The servants had stepped aside as they neared the gate, allowing the principals to come together for the first time since they stepped out the front door of Saxa’s house in Puteoli. Alphena, who must have been at the end of the procession, had joined her parents also. She wore a stony expression.

“Well, they’re dangerous enough, Your Ladyship,” Veturius mumbled, refusing to meet Hedia’s eyes. “But the cages that held the bloody creatures all the way to here ought to hold them now. The problem’s the boys here in the port—aye, and some of the girls too. They’d creep in at night for a lark, don’t you see, if we didn’t have walls like these—”

He slapped the coarse tuff with his right hand. It sounded as though he’d laid into it with a harness strap.

“—to keep them out.”

Macsturnas had leaned close to Paris and was whispering urgently, presumably to forestall another impatient outburst. The aedile had no intention of letting a boorish associate turn Saxa into an enemy.

“Does it matter if a few kids look at the animals before they’re shipped to Carce?” Alphena asked. Varus’ sister was a fairly good-natured girl underneath, though half the time she seemed determined to prove something. She drove herself and everybody around her to distraction when she got frustrated. For now, at least, curiosity seemed to have drawn her out of her earlier bad temper.

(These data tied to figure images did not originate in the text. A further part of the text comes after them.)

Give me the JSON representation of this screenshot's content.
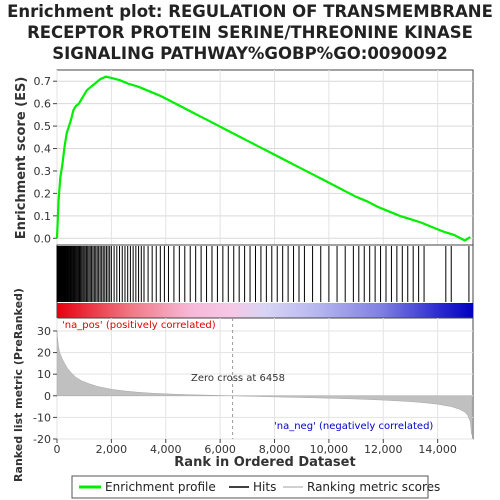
{
  "title_lines": [
    "Enrichment plot: REGULATION OF TRANSMEMBRANE",
    "RECEPTOR PROTEIN SERINE/THREONINE KINASE",
    "SIGNALING PATHWAY%GOBP%GO:0090092"
  ],
  "chart_data": {
    "type": "line",
    "title": "Enrichment plot: REGULATION OF TRANSMEMBRANE RECEPTOR PROTEIN SERINE/THREONINE KINASE SIGNALING PATHWAY%GOBP%GO:0090092",
    "xlabel": "Rank in Ordered Dataset",
    "xlim": [
      0,
      15300
    ],
    "x_ticks": [
      0,
      2000,
      4000,
      6000,
      8000,
      10000,
      12000,
      14000
    ],
    "x_tick_labels": [
      "0",
      "2,000",
      "4,000",
      "6,000",
      "8,000",
      "10,000",
      "12,000",
      "14,000"
    ],
    "top_panel": {
      "ylabel": "Enrichment score (ES)",
      "ylim": [
        -0.03,
        0.75
      ],
      "y_ticks": [
        0.0,
        0.1,
        0.2,
        0.3,
        0.4,
        0.5,
        0.6,
        0.7
      ],
      "y_tick_labels": [
        "0.0",
        "0.1",
        "0.2",
        "0.3",
        "0.4",
        "0.5",
        "0.6",
        "0.7"
      ],
      "grid": true,
      "series": [
        {
          "name": "Enrichment profile",
          "color": "#00ee00",
          "x": [
            0,
            60,
            120,
            200,
            280,
            360,
            440,
            520,
            600,
            700,
            800,
            900,
            1000,
            1100,
            1200,
            1300,
            1400,
            1500,
            1600,
            1700,
            1800,
            2000,
            2300,
            2600,
            3000,
            3400,
            3800,
            4200,
            4600,
            5000,
            5400,
            5800,
            6200,
            6600,
            7000,
            7400,
            7800,
            8200,
            8600,
            9000,
            9400,
            9800,
            10200,
            10600,
            11000,
            11400,
            11800,
            12200,
            12600,
            13000,
            13400,
            13800,
            14200,
            14600,
            15000,
            15200
          ],
          "y": [
            0.0,
            0.17,
            0.27,
            0.33,
            0.41,
            0.47,
            0.5,
            0.53,
            0.57,
            0.59,
            0.6,
            0.62,
            0.64,
            0.66,
            0.67,
            0.68,
            0.69,
            0.7,
            0.71,
            0.715,
            0.72,
            0.715,
            0.705,
            0.69,
            0.675,
            0.655,
            0.635,
            0.61,
            0.585,
            0.56,
            0.535,
            0.51,
            0.485,
            0.46,
            0.435,
            0.41,
            0.385,
            0.36,
            0.335,
            0.31,
            0.285,
            0.26,
            0.235,
            0.21,
            0.185,
            0.165,
            0.14,
            0.12,
            0.1,
            0.085,
            0.07,
            0.05,
            0.03,
            0.015,
            -0.01,
            0.005
          ]
        }
      ]
    },
    "hits_panel": {
      "hit_ranks": [
        5,
        12,
        20,
        28,
        35,
        44,
        52,
        61,
        70,
        80,
        90,
        101,
        113,
        125,
        138,
        152,
        167,
        183,
        200,
        218,
        237,
        257,
        278,
        300,
        323,
        347,
        372,
        398,
        425,
        453,
        482,
        512,
        543,
        575,
        608,
        642,
        677,
        713,
        750,
        788,
        827,
        867,
        908,
        950,
        993,
        1037,
        1082,
        1128,
        1175,
        1223,
        1272,
        1322,
        1373,
        1425,
        1478,
        1532,
        1587,
        1643,
        1700,
        1758,
        1817,
        1877,
        1938,
        2000,
        2100,
        2200,
        2300,
        2400,
        2500,
        2600,
        2700,
        2800,
        2900,
        3000,
        3100,
        3200,
        3350,
        3500,
        3650,
        3800,
        3950,
        4100,
        4300,
        4500,
        4700,
        4900,
        5100,
        5300,
        5500,
        5700,
        5900,
        6100,
        6300,
        6500,
        6700,
        6900,
        7100,
        7300,
        7500,
        7700,
        7900,
        8100,
        8300,
        8500,
        8700,
        8900,
        9100,
        9400,
        9700,
        10000,
        10300,
        10600,
        10900,
        11100,
        11300,
        11500,
        11700,
        11900,
        12100,
        12300,
        12500,
        12700,
        12900,
        13100,
        13300,
        13500,
        14300,
        14500,
        15150
      ]
    },
    "bottom_panel": {
      "ylabel": "Ranked list metric (PreRanked)",
      "ylim": [
        -20,
        36
      ],
      "y_ticks": [
        -20,
        -10,
        0,
        10,
        20,
        30
      ],
      "y_tick_labels": [
        "-20",
        "-10",
        "0",
        "10",
        "20",
        "30"
      ],
      "grid": true,
      "series": [
        {
          "name": "Ranking metric scores",
          "color": "#c0c0c0",
          "x": [
            0,
            20,
            50,
            100,
            200,
            300,
            400,
            500,
            700,
            900,
            1200,
            1500,
            2000,
            2500,
            3000,
            3500,
            4000,
            4500,
            5000,
            5500,
            6000,
            6458,
            7000,
            8000,
            9000,
            10000,
            11000,
            12000,
            13000,
            13500,
            14000,
            14500,
            14800,
            15000,
            15100,
            15200,
            15250
          ],
          "y": [
            30,
            27,
            23,
            20,
            17,
            14.5,
            12.5,
            11,
            8.5,
            7,
            5.5,
            4.3,
            3,
            2.2,
            1.6,
            1.2,
            0.9,
            0.65,
            0.45,
            0.3,
            0.15,
            0,
            -0.2,
            -0.5,
            -0.8,
            -1.1,
            -1.5,
            -2.0,
            -2.7,
            -3.2,
            -3.9,
            -5.0,
            -6.2,
            -7.5,
            -9,
            -12,
            -18
          ]
        }
      ],
      "zero_cross_rank": 6458,
      "annotations": [
        "Zero cross at 6458",
        "'na_pos' (positively correlated)",
        "'na_neg' (negatively correlated)"
      ]
    },
    "legend": {
      "placement": "bottom",
      "entries": [
        "Enrichment profile",
        "Hits",
        "Ranking metric scores"
      ]
    }
  }
}
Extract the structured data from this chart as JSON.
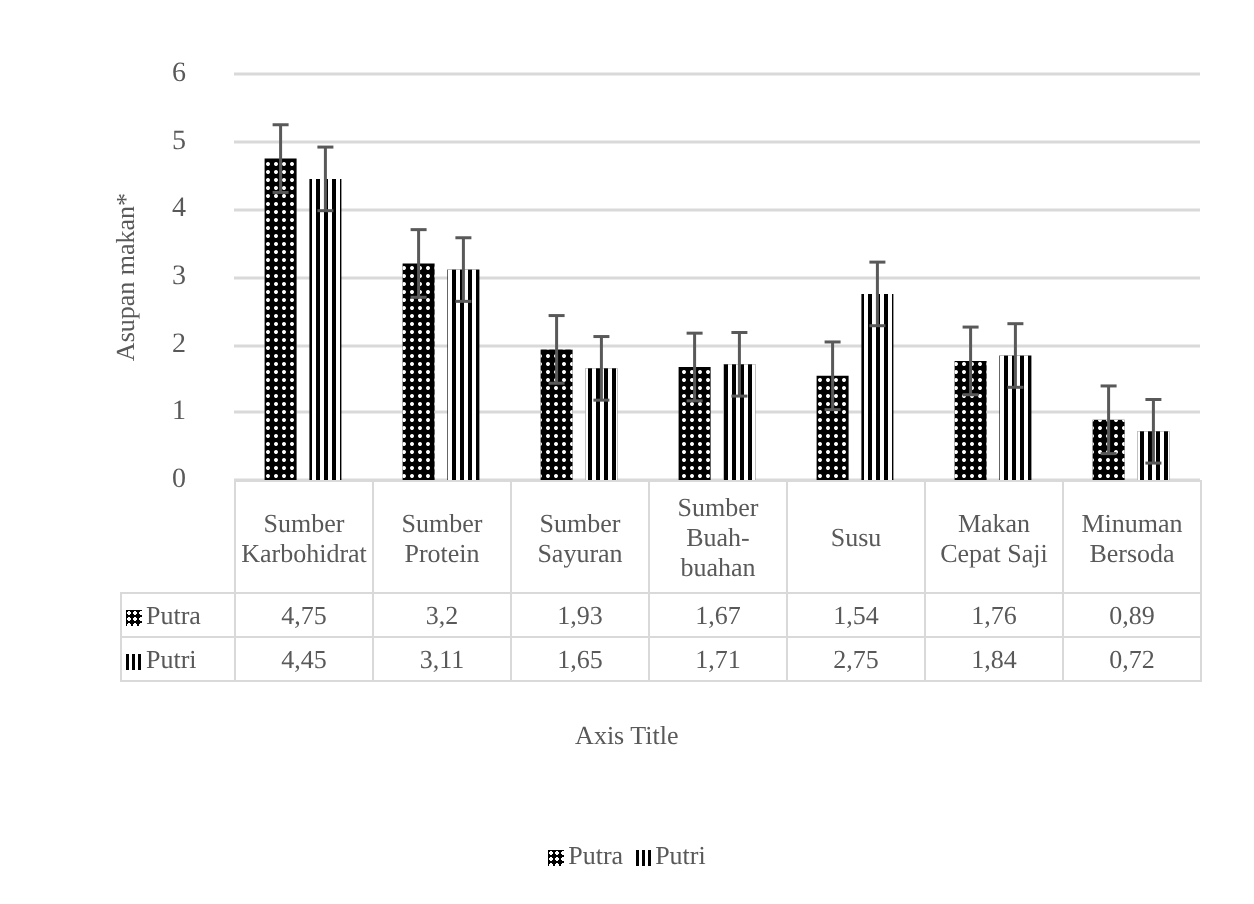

“Well, it’s not that, mistress,” Veturius said. “You see, we just keep the rare stuff and the carnivores in here. I’ve got pasture outside the city for the bulk animals, the deer and wild asses and bulls, that sort of thing. Even the ordinary elephants. But when there’s a big load like now, the aisles between the cages here are pretty tight.”

Corylus had seen his father wince, but there was no harm done. Cispius sold perfumes and unguents to upper-class households and thus knew not to call a senator’s daughter “mistress,” instead of “Your Ladyship.” An importer whose clientele was brokers—slaves and freedmen—who handled beast hunts and gladiatorial bouts didn’t normally need to worry about forms of address.

“I don’t see…,” Alphena said, letting her voice trail off as she apparently realized that interrupting a man like Veturius wasn’t going to get information out of him more quickly. “No, no, just go on.”

Cispius had been the Alaudae’s First Centurion, the legion’s highest permanent officer—directly under the legate whom the Emperor appointed. At that time Veturius had commanded the tenth company of his tenth cohort. In the Alaudae the Tenth of the Tenth was the Special Service company rather than being a posting for the legion’s most junior centurion. It handled raids and patrolling, the sort of jobs that the Scouts did when Cispius became prefect of the 3d Batavians on his final posting.

Scouting and the things that scouting requires take a toll on a soldier even when he retires with all his limbs and not too many physical scars. Corylus was only ten when he moved with his father to the Batavians on the Danube, but even then Veturius drank enough to be noticed in a community of professional soldiers.

“Well, some kid would be poking a stick at the baboons, but he’d jump back when they banged into the bars and a lion would reach out a paw and grab him from behind,” Veturius said earnestly. “Or it might be the other way around, you see? And when there’s a fresh kill like that and blood all over, hell, why, the whole compound screams and carries on all night.”